The church’s location in the upper Aravaipa Valley of Graham County, Arizona, consistently brings low temperatures in winter that would damage otherwise unprotected medicine. Great care has been taken in providing the best conditions possible for the sustenance of the congregation’s future sacramental needs.
Seed germination along with properly timed and performed harvesting are key to this garden’s success. Upwards of 200 spirit walkers come each year to spend three days in camp alone, with a fire, and tea made from sustainably harvested plants. Individuals seeking this experience are often advised to check back in another year as the garden of several thousand plants can only thrive if left a certain amount alone. You can’t cut this year, the medicine that will be needed next year, and the years after that. Less is more, says Matthew regarding the membership versus supply ratio issue. That’s the hard lesson of the future that we need to learn, that growth is sometimes disadvantageous, and finding out how to do more with less is the best way to go.

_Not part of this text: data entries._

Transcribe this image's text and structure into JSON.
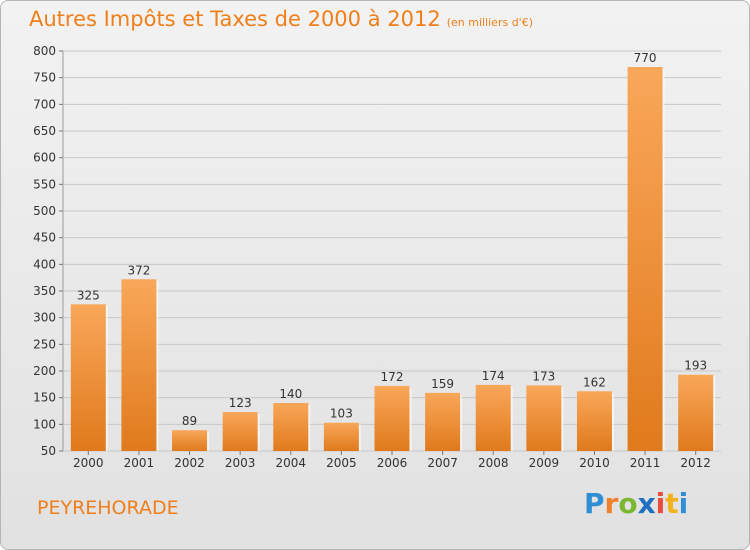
{
  "header": {
    "title": "Autres Impôts et Taxes de 2000 à 2012",
    "unit": "(en milliers d'€)"
  },
  "footer": {
    "commune": "PEYREHORADE",
    "logo_text": "Proxiti"
  },
  "colors": {
    "bar_light": "#f9a75a",
    "bar_dark": "#e07a1c",
    "title": "#f07f1a"
  },
  "chart_data": {
    "type": "bar",
    "title": "Autres Impôts et Taxes de 2000 à 2012",
    "subtitle": "(en milliers d'€)",
    "categories": [
      "2000",
      "2001",
      "2002",
      "2003",
      "2004",
      "2005",
      "2006",
      "2007",
      "2008",
      "2009",
      "2010",
      "2011",
      "2012"
    ],
    "values": [
      325,
      372,
      89,
      123,
      140,
      103,
      172,
      159,
      174,
      173,
      162,
      770,
      193
    ],
    "ylim": [
      50,
      800
    ],
    "yticks": [
      50,
      100,
      150,
      200,
      250,
      300,
      350,
      400,
      450,
      500,
      550,
      600,
      650,
      700,
      750,
      800
    ],
    "grid": true,
    "legend": "none"
  }
}
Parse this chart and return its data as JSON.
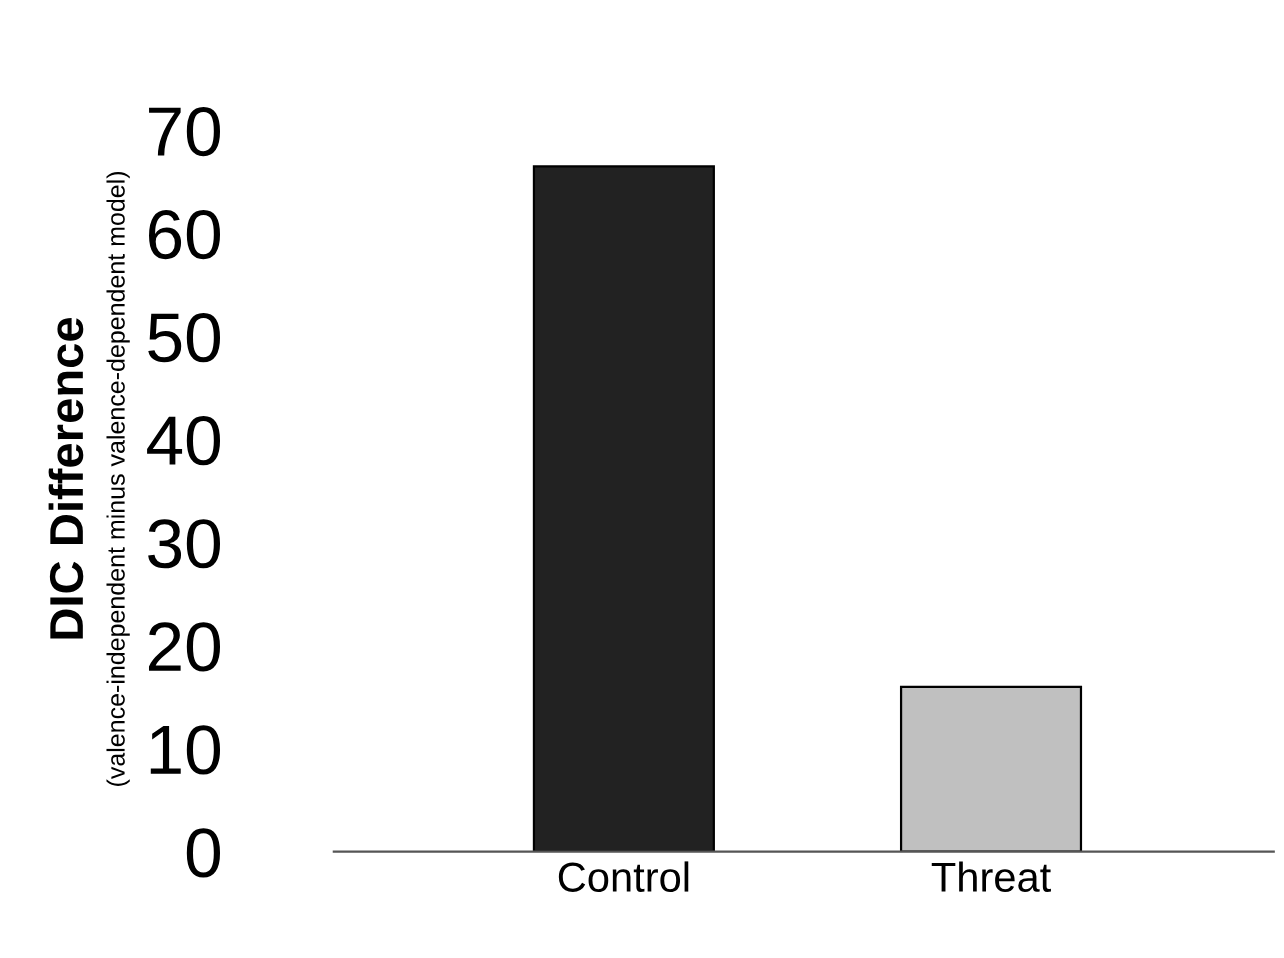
{
  "chart_data": {
    "type": "bar",
    "ylabel": "DIC Difference\n(valence-independent minus valence-dependent model)",
    "categories": [
      "Control",
      "Threat"
    ],
    "values": [
      66.5,
      16.0
    ],
    "colors": [
      "#222222",
      "#c0c0c0"
    ],
    "ylim": [
      0,
      70
    ],
    "yticks": [
      0,
      10,
      20,
      30,
      40,
      50,
      60,
      70
    ],
    "grid": false,
    "legend": false
  }
}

As long as Peyote is an endangered species, it is more blessed to grow the Holy Sacrament than to consume it. Articles of Faith
This doctrine alone is enough to automatically give the Peyote Way two Lorax thumbs up in my Churches I Support And Pray For ranking. You can read more on their website and support this cause here. Individuals from all walks of life , (with Annie and Matthew at the core and on the job), who provide their time, labor, and donations to continue the work of the church, invite your contributions for helping them help the medicine.
Ensuring a future of sustainable peyote prayers is an excellent enough concept, but I am also personally fond of this statement from their website-
What we believe is personal, and we are not interested in forcing our beliefs on anyone else. The mural on the Congregation House depicts symbols of five major religions: Christianity, Judaism, Islam, Buddhism and Hinduism. Peyote is available to the communicant regardless of his/her religious preference. We also believe that the government has no place inside your conscience.
This was the message impressed on me by the church art in the front of the congregation house on that first day so many years ago. Along with beautiful imagery, some peyote wisdom was literally baked into a ceramic message of faith. And it has positively affected my life, and many other lives up to now. And I pray that may continue for a long peyote road ahead.
Oh Creator of all things. Bless our brothers and sisters who help shine your light into this world. Through their faith, let your love share itself with those in need of help on their own life path. Help the helpers of your divine medicine to learn and to teach us all, and each other, that our path forward begins in the prayers of our dedicated labor.